Which means you can get away with using cache.t3.small (with Multi-AZ with automatic failover) which has 2vCPUs and 1.37GB sufficient enough to accommodate your throughput and 100MB session storage needs.
Selecting correct cache rotation strategy:
You want to know if the cache is correctly rotated and what happens to the user performance when the elasticache saturates. Make sure to add correct TTL, which matches your session length.
Know the limits and bottlenecks:
Make sure you load test the app before pushing this change live. a) Understand what current login requests your app can handle as-is vs after moving to elasticache. Have a upgrade strategy ready in case the traffic grows. b) verify end-user impact when happens when the cache expires c) verify the impact on new logins when the cache is full in elasticache
Setup monitoring and alerts: setup monitoring for at least for elasticache fails over signal and when elasticache latency starts goes beyond an acceptable threshold.
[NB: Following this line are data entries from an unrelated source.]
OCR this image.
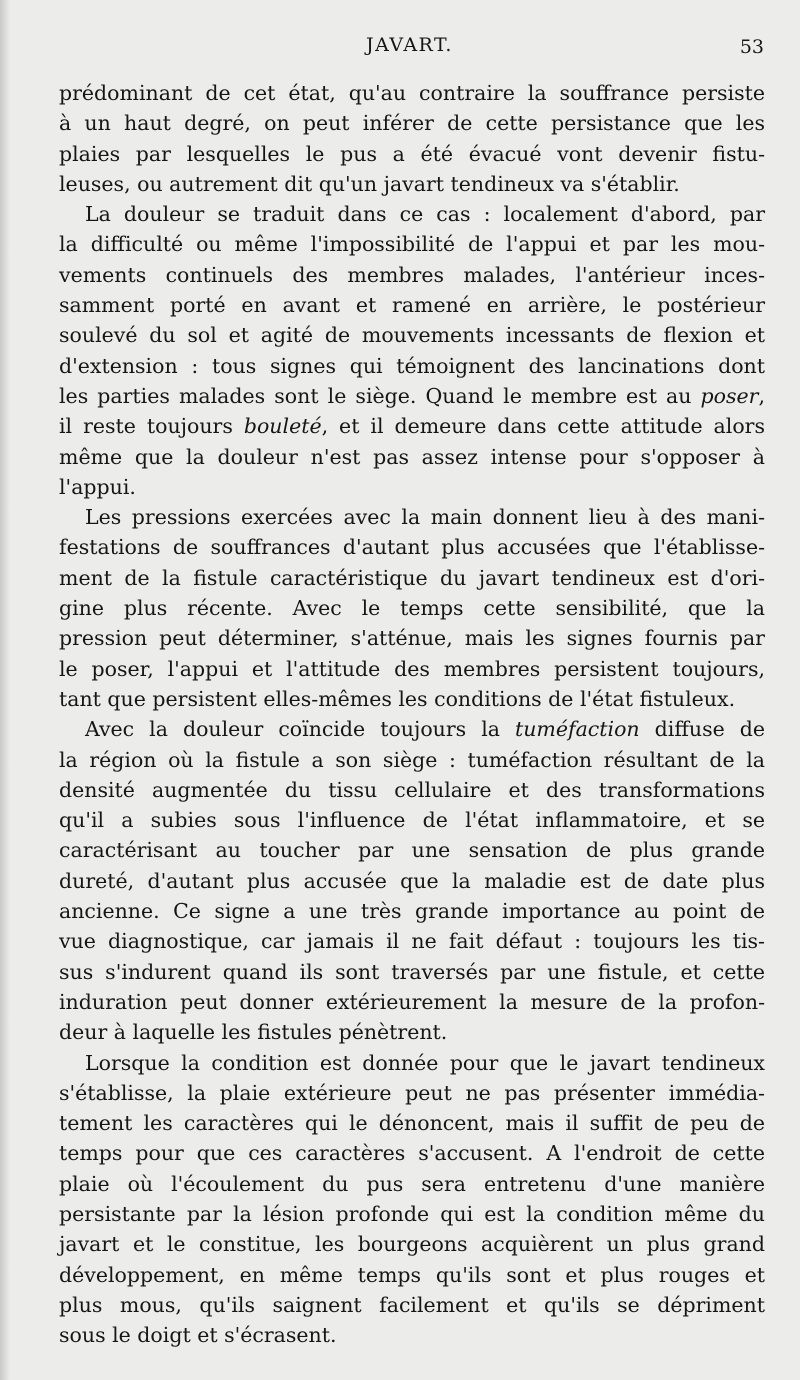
JAVART.	53
prédominant de cet état, qu'au contraire la souffrance persiste
à un haut degré, on peut inférer de cette persistance que les
plaies par lesquelles le pus a été évacué vont devenir fistu-
leuses, ou autrement dit qu'un javart tendineux va s'établir.
La douleur se traduit dans ce cas : localement d'abord, par
la difficulté ou même l'impossibilité de l'appui et par les mou-
vements continuels des membres malades, l'antérieur inces-
samment porté en avant et ramené en arrière, le postérieur
soulevé du sol et agité de mouvements incessants de flexion et
d'extension : tous signes qui témoignent des lancinations dont
les parties malades sont le siège. Quand le membre est au poser,
il reste toujours bouleté, et il demeure dans cette attitude alors
même que la douleur n'est pas assez intense pour s'opposer à
l'appui.
Les pressions exercées avec la main donnent lieu à des mani-
festations de souffrances d'autant plus accusées que l'établisse-
ment de la fistule caractéristique du javart tendineux est d'ori-
gine plus récente. Avec le temps cette sensibilité, que la
pression peut déterminer, s'atténue, mais les signes fournis par
le poser, l'appui et l'attitude des membres persistent toujours,
tant que persistent elles-mêmes les conditions de l'état fistuleux.
Avec la douleur coïncide toujours la tuméfaction diffuse de
la région où la fistule a son siège : tuméfaction résultant de la
densité augmentée du tissu cellulaire et des transformations
qu'il a subies sous l'influence de l'état inflammatoire, et se
caractérisant au toucher par une sensation de plus grande
dureté, d'autant plus accusée que la maladie est de date plus
ancienne. Ce signe a une très grande importance au point de
vue diagnostique, car jamais il ne fait défaut : toujours les tis-
sus s'indurent quand ils sont traversés par une fistule, et cette
induration peut donner extérieurement la mesure de la profon-
deur à laquelle les fistules pénètrent.
Lorsque la condition est donnée pour que le javart tendineux
s'établisse, la plaie extérieure peut ne pas présenter immédia-
tement les caractères qui le dénoncent, mais il suffit de peu de
temps pour que ces caractères s'accusent. A l'endroit de cette
plaie où l'écoulement du pus sera entretenu d'une manière
persistante par la lésion profonde qui est la condition même du
javart et le constitue, les bourgeons acquièrent un plus grand
développement, en même temps qu'ils sont et plus rouges et
plus mous, qu'ils saignent facilement et qu'ils se dépriment
sous le doigt et s'écrasent.
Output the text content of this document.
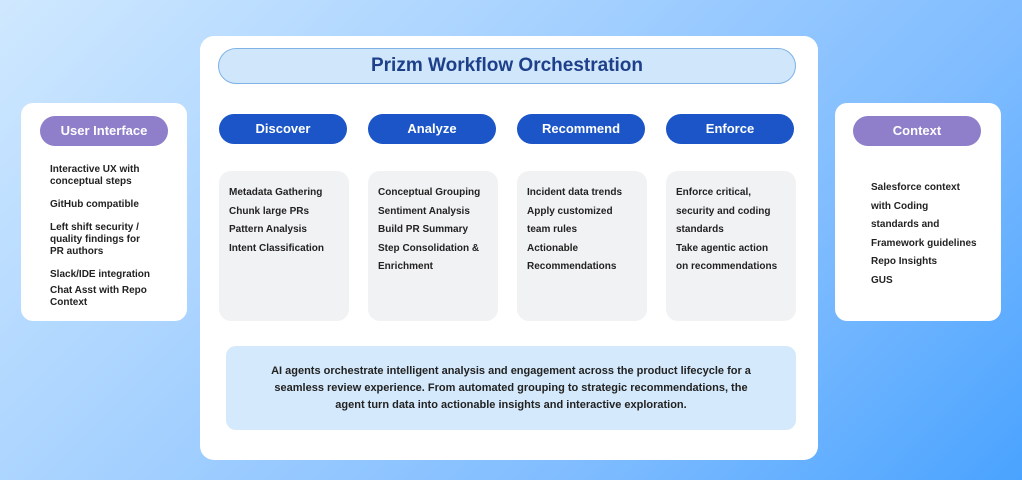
User Interface
Interactive UX with
conceptual steps
GitHub compatible
Left shift security /
quality findings for
PR authors
Slack/IDE integration
Chat Asst with Repo
Context
Prizm Workflow Orchestration
Discover	Analyze	Recommend	Enforce
Metadata Gathering
Chunk large PRs
Pattern Analysis
Intent Classification
Conceptual Grouping
Sentiment Analysis
Build PR Summary
Step Consolidation &
Enrichment
Incident data trends
Apply customized
team rules
Actionable
Recommendations
Enforce critical,
security and coding
standards
Take agentic action
on recommendations

AI agents orchestrate intelligent analysis and engagement across the product lifecycle for a
seamless review experience. From automated grouping to strategic recommendations, the
agent turn data into actionable insights and interactive exploration.

Context
Salesforce context
with Coding
standards and
Framework guidelines
Repo Insights
GUS
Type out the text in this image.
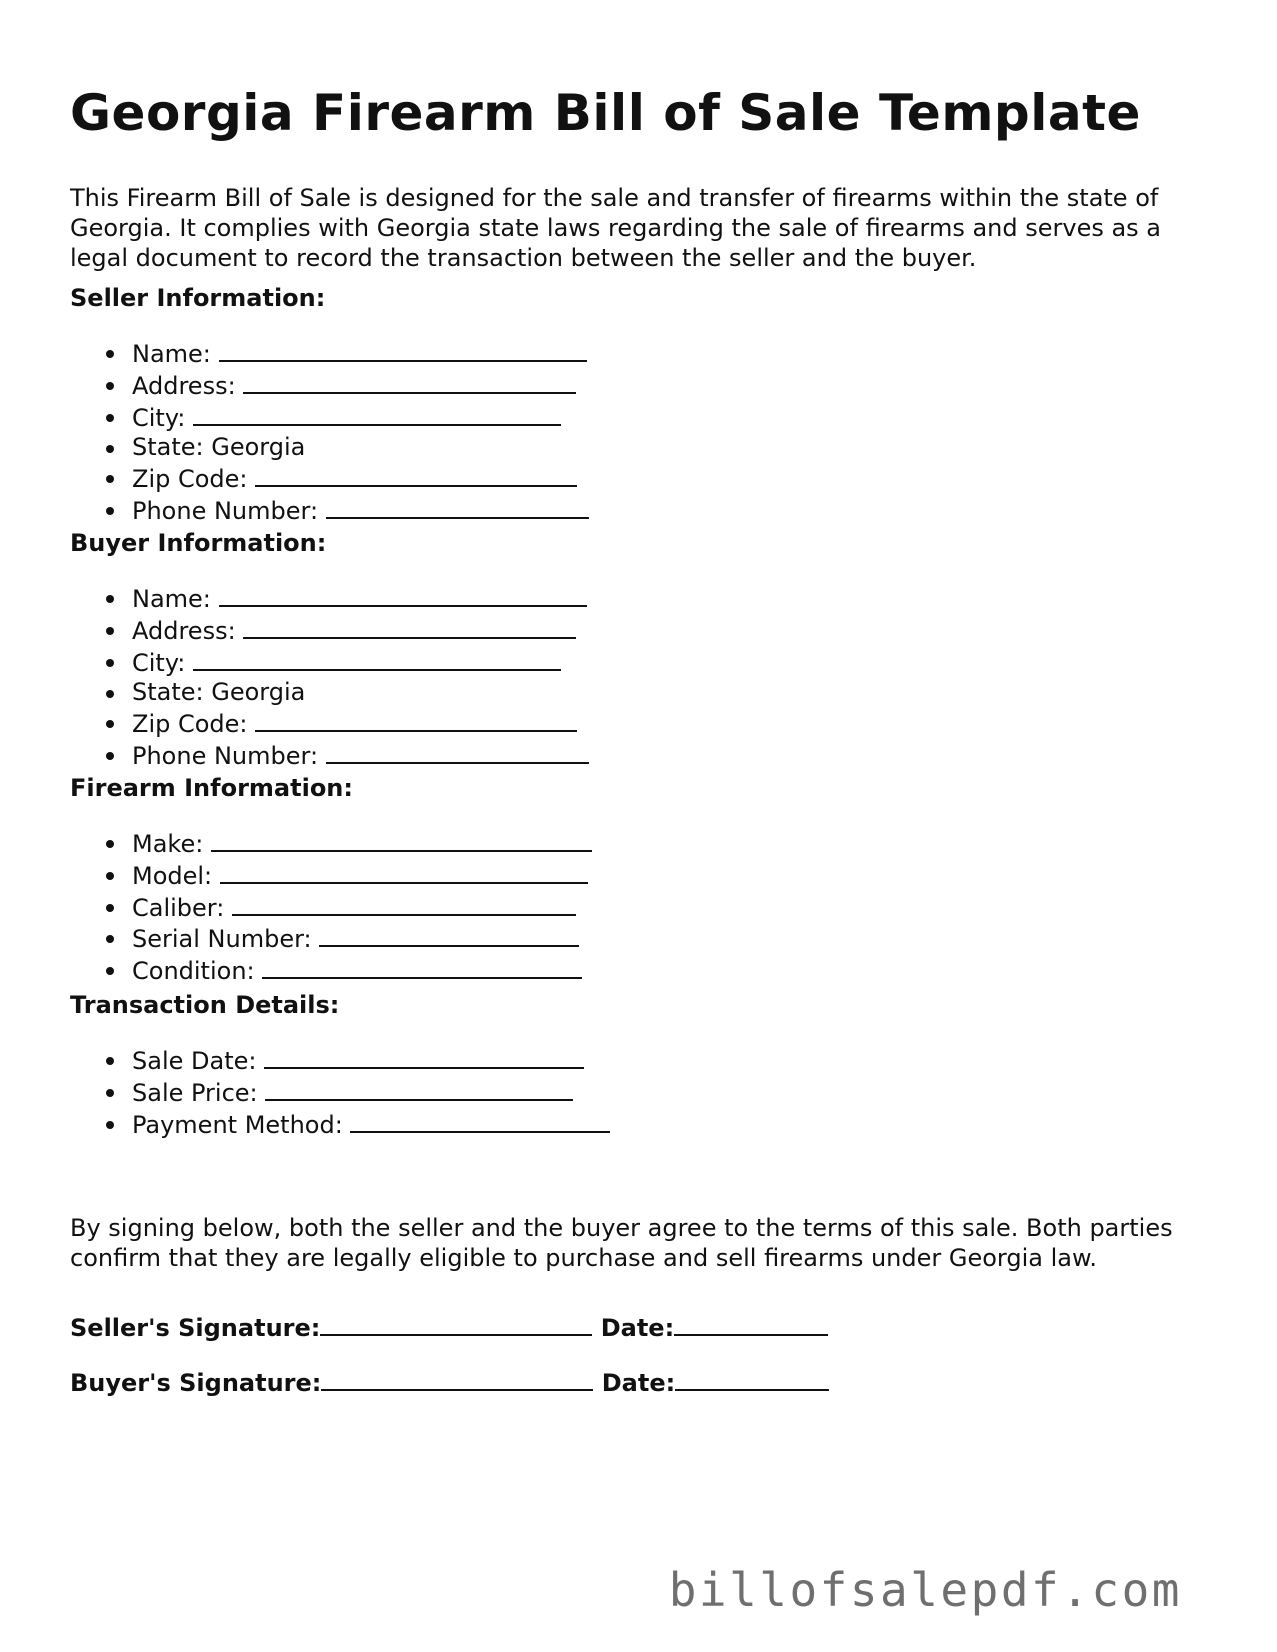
Georgia Firearm Bill of Sale Template

This Firearm Bill of Sale is designed for the sale and transfer of firearms within the state of Georgia. It complies with Georgia state laws regarding the sale of firearms and serves as a legal document to record the transaction between the seller and the buyer.

Seller Information:
Name:
Address:
City:
State: Georgia
Zip Code:
Phone Number:
Buyer Information:
Name:
Address:
City:
State: Georgia
Zip Code:
Phone Number:
Firearm Information:
Make:
Model:
Caliber:
Serial Number:
Condition:
Transaction Details:
Sale Date:
Sale Price:
Payment Method:

By signing below, both the seller and the buyer agree to the terms of this sale. Both parties confirm that they are legally eligible to purchase and sell firearms under Georgia law.

Seller's Signature:	Date:
Buyer's Signature:	Date:
billofsalepdf.com
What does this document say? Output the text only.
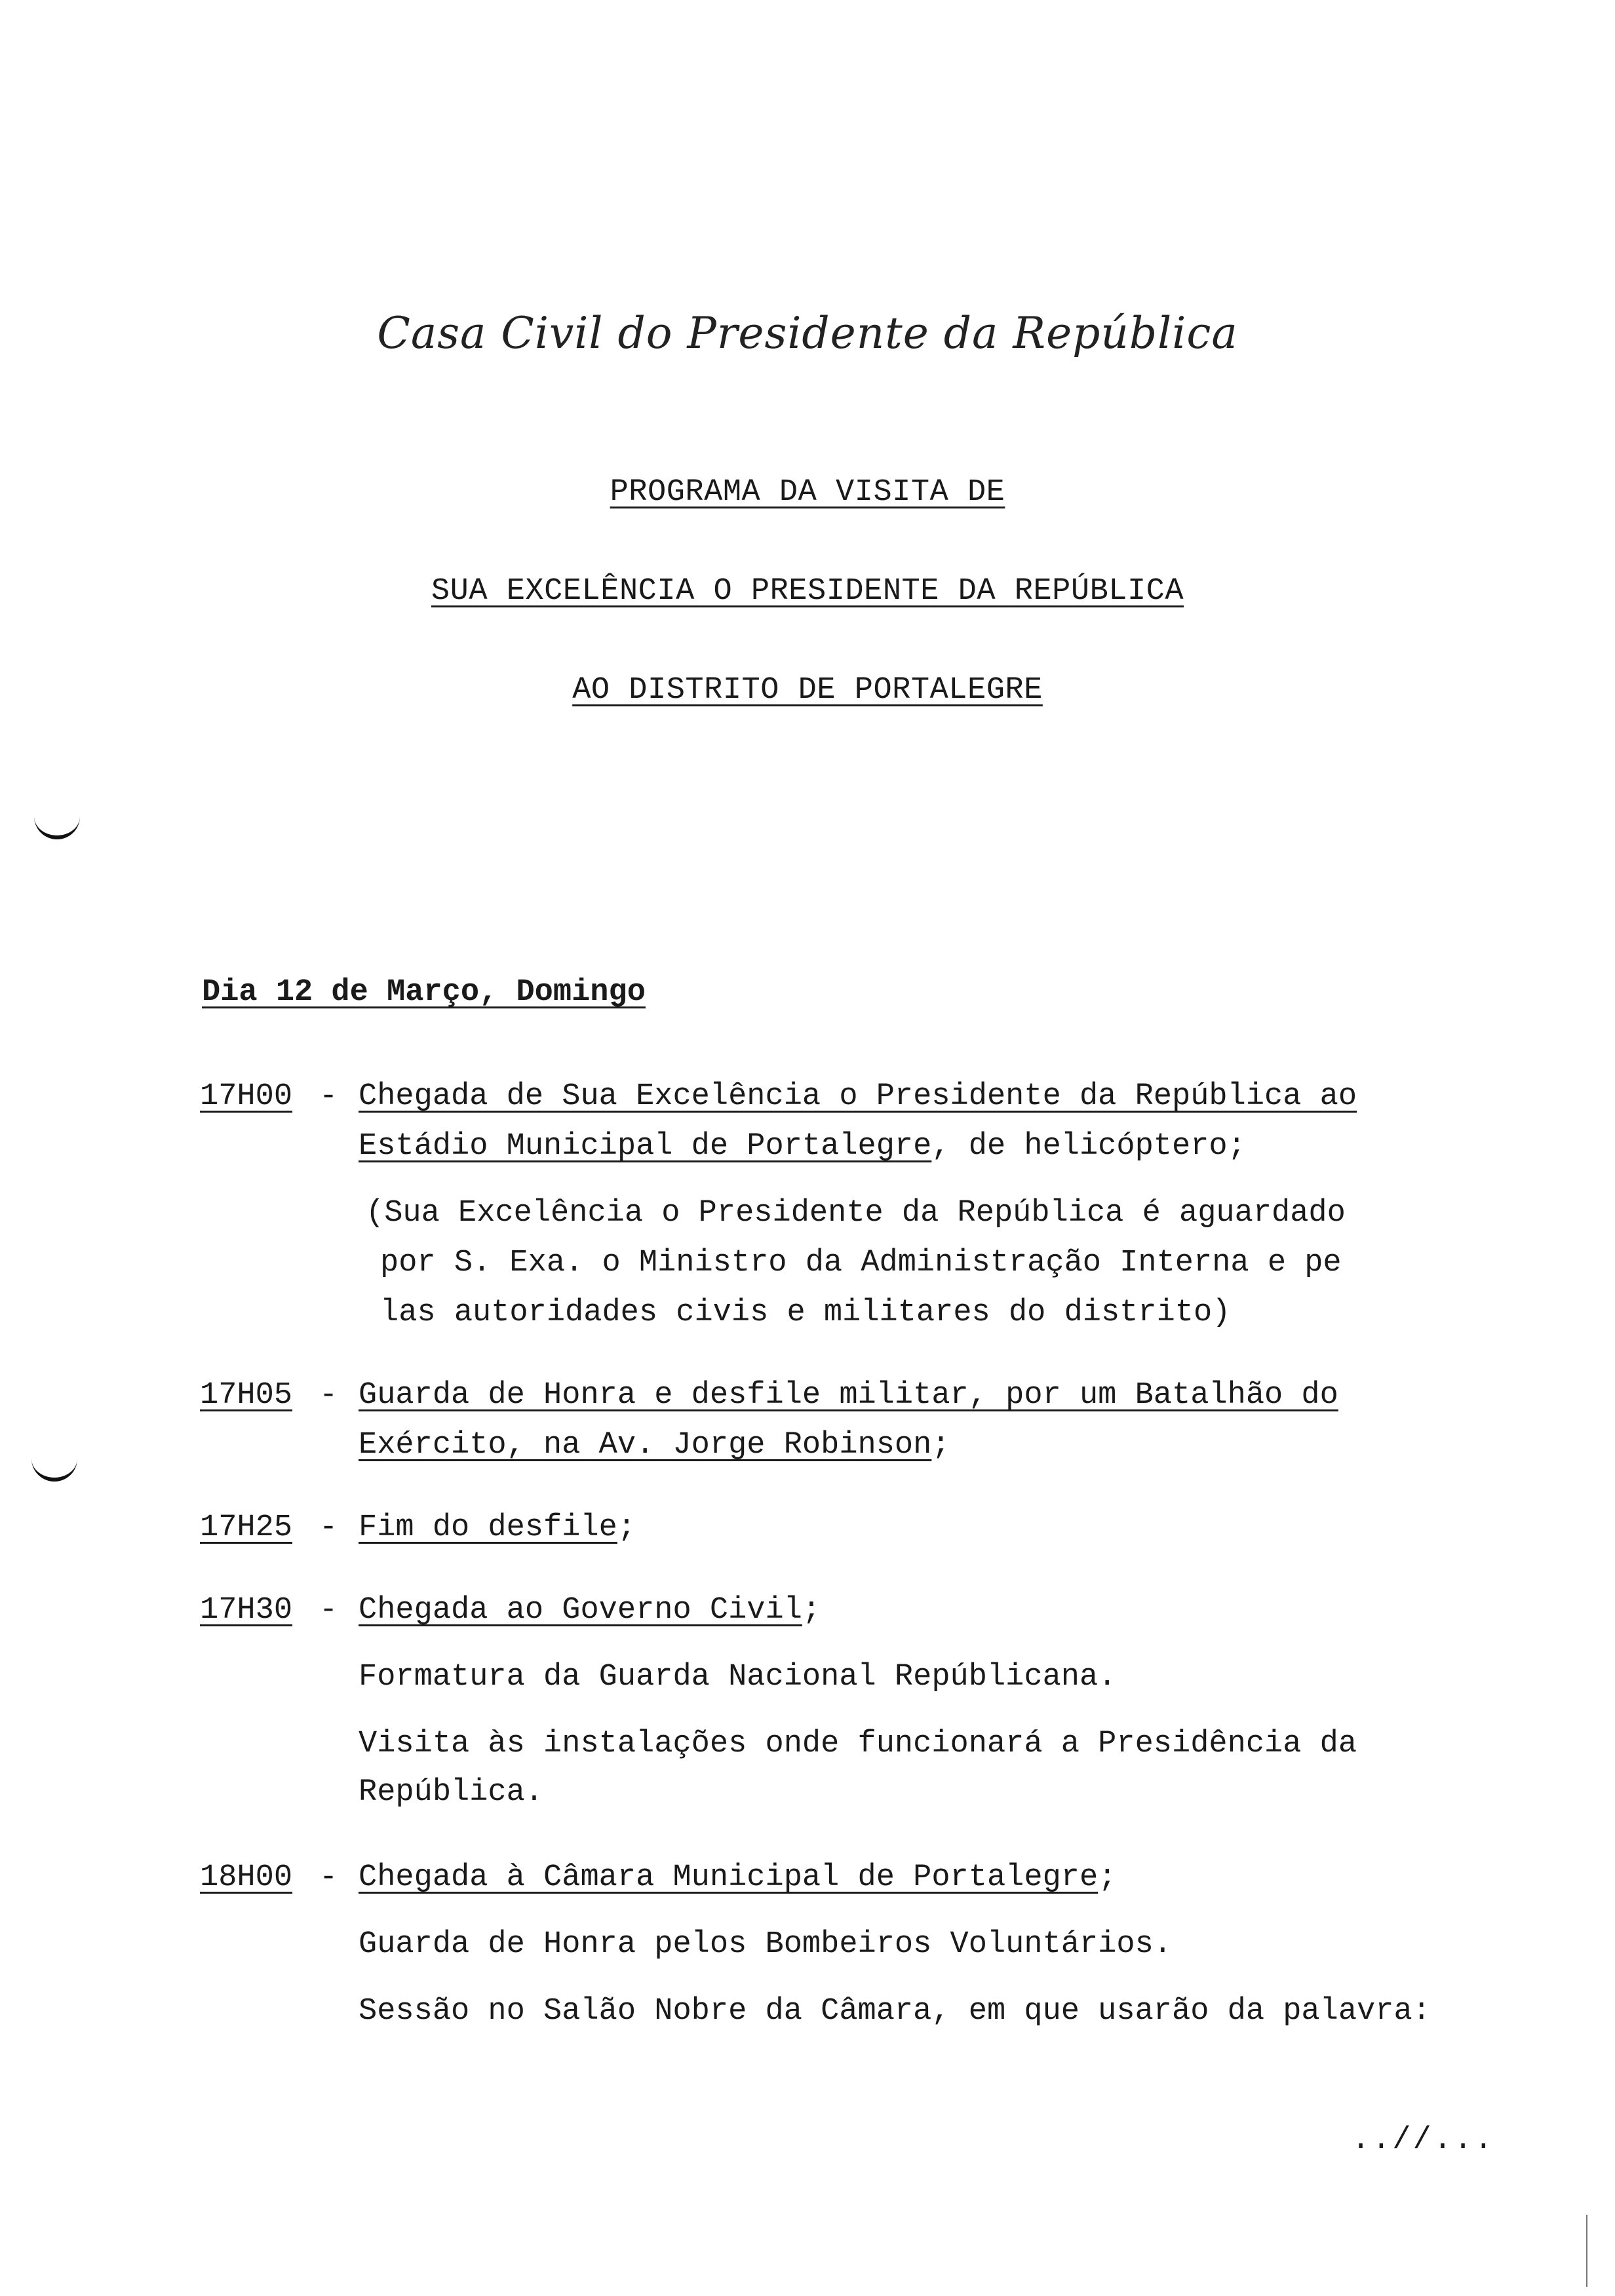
Casa Civil do Presidente da República
PROGRAMA DA VISITA DE
SUA EXCELÊNCIA O PRESIDENTE DA REPÚBLICA
AO DISTRITO DE PORTALEGRE
Dia 12 de Março, Domingo
17H00 - Chegada de Sua Excelência o Presidente da República ao
Estádio Municipal de Portalegre, de helicóptero;
(Sua Excelência o Presidente da República é aguardado
por S. Exa. o Ministro da Administração Interna e pe
las autoridades civis e militares do distrito)
17H05 - Guarda de Honra e desfile militar, por um Batalhão do
Exército, na Av. Jorge Robinson;
17H25 - Fim do desfile;
17H30 - Chegada ao Governo Civil;
Formatura da Guarda Nacional Repúblicana.
Visita às instalações onde funcionará a Presidência da
República.
18H00 - Chegada à Câmara Municipal de Portalegre;
Guarda de Honra pelos Bombeiros Voluntários.
Sessão no Salão Nobre da Câmara, em que usarão da palavra:
..//...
Adding to the excellent answer from Parth, there are a few other things to watch for.
Understand the implications of your multi-AZ configurations. AWS charges for cross-AZ traffic, and I have seen bills where the ElastiCache replication traffic becomes a significant factor. At the very least, make sure that your choosen AZs match across all parts of your stack – in us-east-1 you have at least 5 AZs though you probably don’t need to use all of them.
When choosing instance size, understand the network restrictions as well as memory/CPU. Smaller instances have slower network throughput, which can become a bottleneck at scale. This applies to both the EC2 instances and the Redis nodes. Also, You can configure your ALB to support cross-AZ balancing, but understand the implications of doing so.
Update:
So if you are using 4 AZs, here’s what you’ll be looking at for cross-AZ traffic. My assumption is 1 instance per AZ, and a primary redis node with 3 replicas.
Each time an item is written to redis, it will get copied 3 times, one to each slave.
In addition, each time an EC2 instance writes to redis, there is a 75% chance that will incur a cross-AZ charge.
If you instead had 2 instances across 2 AZs, and a single redis slave, you would only have a 50% chance of incurring a cross AZ charge from EC2-redis, and only a single charge for redis replication.
Now, if you don’t have a lot of data in sessions, this may not be a huge charge, but as you scale up it’s worth watching.